タイムアンドスタイルの“オープン”ファクトリー

タイムアンドスタイルは、プレステージジャパンが運営する家具とインテリアの総合ブランド。プレステージジャパンは、代表取締役の吉田龍太郎が、1990年、ドイツのベルリンで創業した。彼は独日協会の文化研修事業に参加するため1985年に渡独していた。その後、本社を日本に移し、当時の家具ショップにはなかった、家具が生む魅力的な空間を提案するインテリアショップの展開を始めた。また、1999年の世界最大規模の家具見本市「ミラノサローネ国際家具見本市」出展を皮切りに、海外展開も積極的に進めてきた。現在は、日本6か所、およびアムステルダムとミラノの2拠点にショールームを展開している。

今回、筆者が現地訪問した自社工場「Time & Style Factory」は、2008年に設立された。その最大の特徴は、「丸太の仕入れから製材、乾燥、木取り、木組み、研磨、仕上げに至るすべての工程を一貫して自社内で行う、日本唯一の家具工場として活動」しているという点だ。今回のファクトリーツアーは、まさにその工程のすべてに関して、順を追って知ることができるように設計されていた。

ファクトリーは、3つの建物から構成されており、入口は最終段階の仕上げ工程が行われる場所だ。筆者はオープンファクトリー初日の一番早い時間枠で参加したが、朝の時間帯だけでも数10名の参加者が、受付で列をなす場面もあり、参加者の高い期待度が伝わってきた。数名のグループに分かれ、ツアーが開始すると、まずは、最終工程の棟から3つの棟を通り抜けて、ファクトリーの一番奥の空き地に案内された。

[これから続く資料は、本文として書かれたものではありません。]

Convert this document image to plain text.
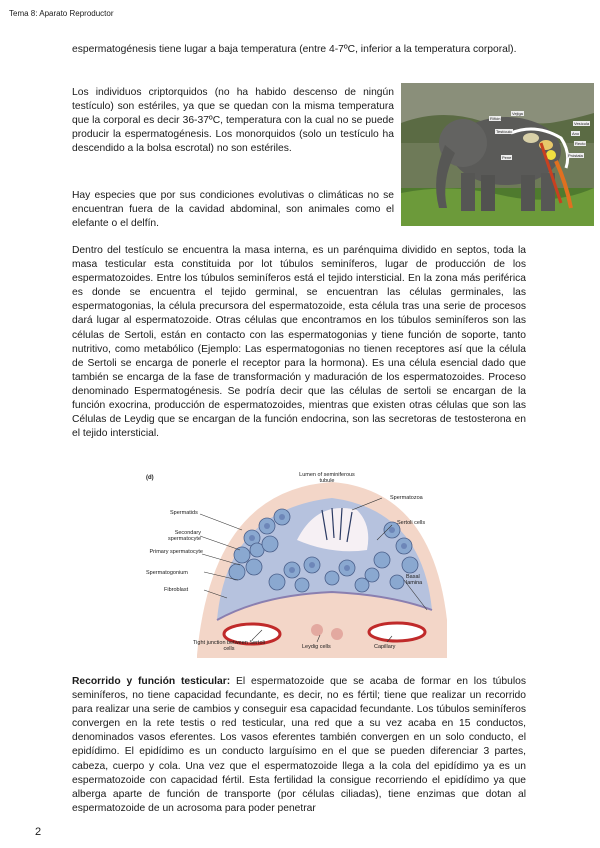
Tema 8: Aparato Reproductor

espermatogénesis tiene lugar a baja temperatura (entre 4-7ºC, inferior a la temperatura corporal).

Los individuos criptorquidos (no ha habido descenso de ningún testículo) son estériles, ya que se quedan con la misma temperatura que la corporal es decir 36-37ºC, temperatura con la cual no se puede producir la espermatogénesis. Los monorquidos (solo un testículo ha descendido a la bolsa escrotal) no son estériles.

Hay especies que por sus condiciones evolutivas o climáticas no se encuentran fuera de la cavidad abdominal, son animales como el elefante o el delfín.

Riñón
Testículo
Pene
Vejiga
Ano
Recto
Próstata
Vesícula

Dentro del testículo se encuentra la masa interna, es un parénquima dividido en septos, toda la masa testicular esta constituida por lot túbulos seminíferos, lugar de producción de los espermatozoides. Entre los túbulos seminíferos está el tejido intersticial. En la zona más periférica es donde se encuentra el tejido germinal, se encuentran las células germinales, las espermatogonias, la célula precursora del espermatozoide, esta célula tras una serie de procesos dará lugar al espermatozoide. Otras células que encontramos en los túbulos seminíferos son las células de Sertoli, están en contacto con las espermatogonias y tiene función de soporte, tanto nutritivo, como metabólico (Ejemplo: Las espermatogonias no tienen receptores así que la célula de Sertoli se encarga de ponerle el receptor para la hormona). Es una célula esencial dado que también se encarga de la fase de transformación y maduración de los espermatozoides. Proceso denominado Espermatogénesis. Se podría decir que las células de sertoli se encargan de la función exocrina, producción de espermatozoides, mientras que existen otras células que son las Células de Leydig que se encargan de la función endocrina, son las secretoras de testosterona en el tejido intersticial.

(d)	Lumen of seminiferous tubule
Spermatozoa
Spermatids
Sertoli cells
Secondary spermatocyte
Primary spermatocyte
Spermatogonium
Fibroblast
Basal lamina
Tight junction between Sertoli cells	Leydig cells	Capillary

Recorrido y función testicular: El espermatozoide que se acaba de formar en los túbulos seminíferos, no tiene capacidad fecundante, es decir, no es fértil; tiene que realizar un recorrido para realizar una serie de cambios y conseguir esa capacidad fecundante. Los túbulos seminíferos convergen en la rete testis o red testicular, una red que a su vez acaba en 15 conductos, denominados vasos eferentes. Los vasos eferentes también convergen en un solo conducto, el epidídimo. El epidídimo es un conducto larguísimo en el que se pueden diferenciar 3 partes, cabeza, cuerpo y cola. Una vez que el espermatozoide llega a la cola del epidídimo ya es un espermatozoide con capacidad fértil. Esta fertilidad la consigue recorriendo el epidídimo ya que alberga aparte de función de transporte (por células ciliadas), tiene enzimas que dotan al espermatozoide de un acrosoma para poder penetrar

2
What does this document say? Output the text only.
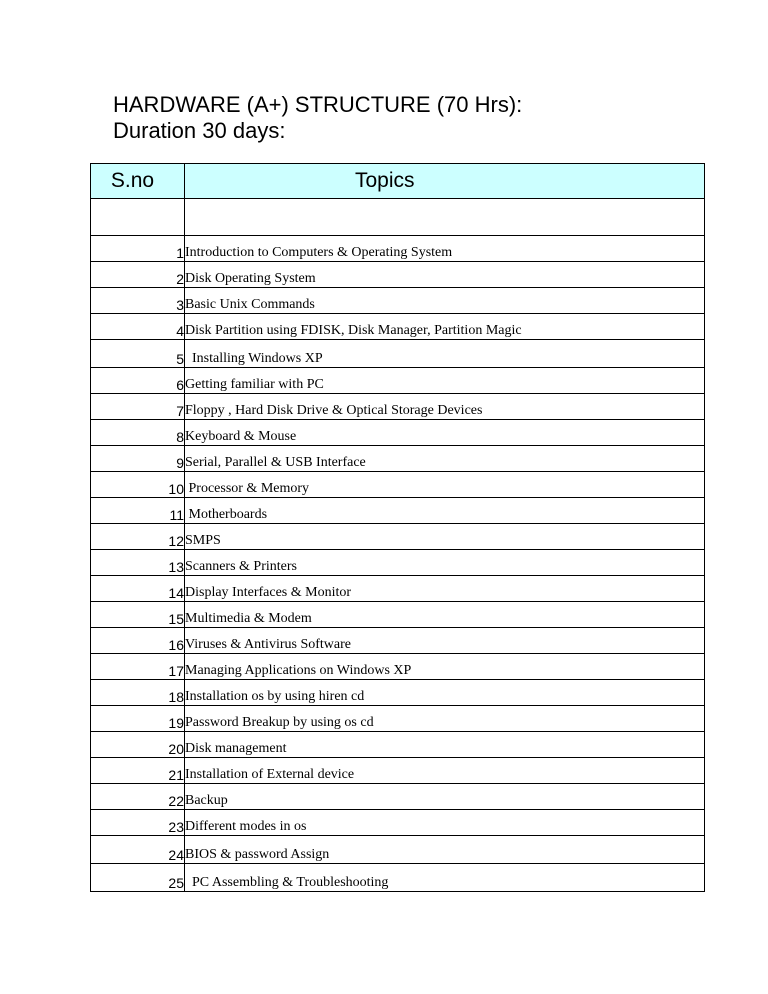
HARDWARE (A+) STRUCTURE (70 Hrs):
Duration 30 days:
S.no	Topics

1	Introduction to Computers & Operating System
2	Disk Operating System
3	Basic Unix Commands
4	Disk Partition using FDISK, Disk Manager, Partition Magic
5	Installing Windows XP
6	Getting familiar with PC
7	Floppy , Hard Disk Drive & Optical Storage Devices
8	Keyboard & Mouse
9	Serial, Parallel & USB Interface
10	Processor & Memory
11	Motherboards
12	SMPS
13	Scanners & Printers
14	Display Interfaces & Monitor
15	Multimedia & Modem
16	Viruses & Antivirus Software
17	Managing Applications on Windows XP
18	Installation os by using hiren cd
19	Password Breakup by using os cd
20	Disk management
21	Installation of External device
22	Backup
23	Different modes in os
24	BIOS & password Assign
25	PC Assembling & Troubleshooting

空き地に到着すると、まずは積まれた丸太の存在感、そしてその背後に広がる平地、そして遠くに見えるうっすら雪が積もった山脈といった、いくつかのレイヤーを持った素材の魅力に吸い込まれる。タイムアンドスタイルの美しく仕上げられた繊細さを持った木工家具が、「木」からできているということは頭で分かってはいたが、どっしりとごつごつとした、何も加工されていないraw(生)の状態の丸太からできているということを改めて体感した。自然乾燥のための、ただ置かれている丸太をしっかりと眺める。その体験だけでも、旭川に来た甲斐があったと感じてしまった。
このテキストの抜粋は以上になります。